LUGAS | Wakil Ketua Komisi VIII DPR RI Singgih Januratmoko menggelar kegiatan sosialisasi Empat Pilar Kebangsaan di Kabupaten Sukoharjo. Kegiatan yang dilaksanakan pada Senin (16/3/2026) mengusung tema "Ramadan sebagai momentum memperkuat kohesi sosial di tengah masyarakat" tersebut dirangkaikan dengan buka puasa bersama.
Dalam kegiatan yang dihadiri tokoh masyarakat, pemuda, dan berbagai elemen warga tersebut, Singgih menegaskan bahwa nilai-nilai dalam Empat Pilar—Pancasila, UUD 1945, NKRI, dan Bhinneka Tunggal Ika—selaras dengan semangat Ramadan yang menekankan kebersamaan, kepedulian, dan persatuan.
Menurutnya, Ramadan bukan hanya bulan ibadah secara individual, tetapi juga menjadi ruang strategis untuk memperkuat solidaritas sosial. Ia menyebut, meningkatnya aktivitas sosial seperti berbagi takjil, santunan, hingga gotong royong merupakan cerminan nyata dari implementasi nilai-nilai kebangsaan.
“Ramadan mengajarkan kita untuk saling peduli dan mempererat hubungan antarsesama. Ini sejalan dengan nilai Pancasila, terutama sila kemanusiaan dan persatuan. Momentum ini harus dimanfaatkan untuk memperkuat kohesi sosial di tengah masyarakat,” ujar Singgih.

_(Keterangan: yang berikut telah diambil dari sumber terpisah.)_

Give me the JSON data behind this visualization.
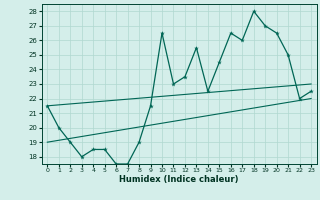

Ia juga menyoroti pentingnya menjaga kerukunan di tengah keberagaman, terlebih di era digital yang rentan memunculkan perpecahan akibat hoaks dan provokasi. Masyarakat diharapkan mampu menyaring informasi dan tetap berpegang pada nilai persatuan.
Lebih lanjut, Singgih mengajak seluruh elemen masyarakat, khususnya generasi muda, untuk menjadikan Ramadan sebagai ajang memperkuat karakter kebangsaan. Ia menilai, penguatan nilai Empat Pilar tidak hanya dilakukan melalui kegiatan formal, tetapi juga melalui praktik kehidupan sehari-hari.
“Generasi muda harus menjadi garda terdepan dalam menjaga persatuan. Mulai dari hal sederhana seperti menghormati perbedaan, menjaga toleransi, hingga aktif dalam kegiatan sosial di lingkungan sekitar,” imbuhnya.
Kegiatan sosialisasi ini diharapkan mampu meningkatkan pemahaman masyarakat terhadap nilai-nilai kebangsaan sekaligus memperkuat persaudaraan, sehingga tercipta kehidupan yang harmonis, damai, dan saling mendukung, khususnya di bulan suci Ramadan.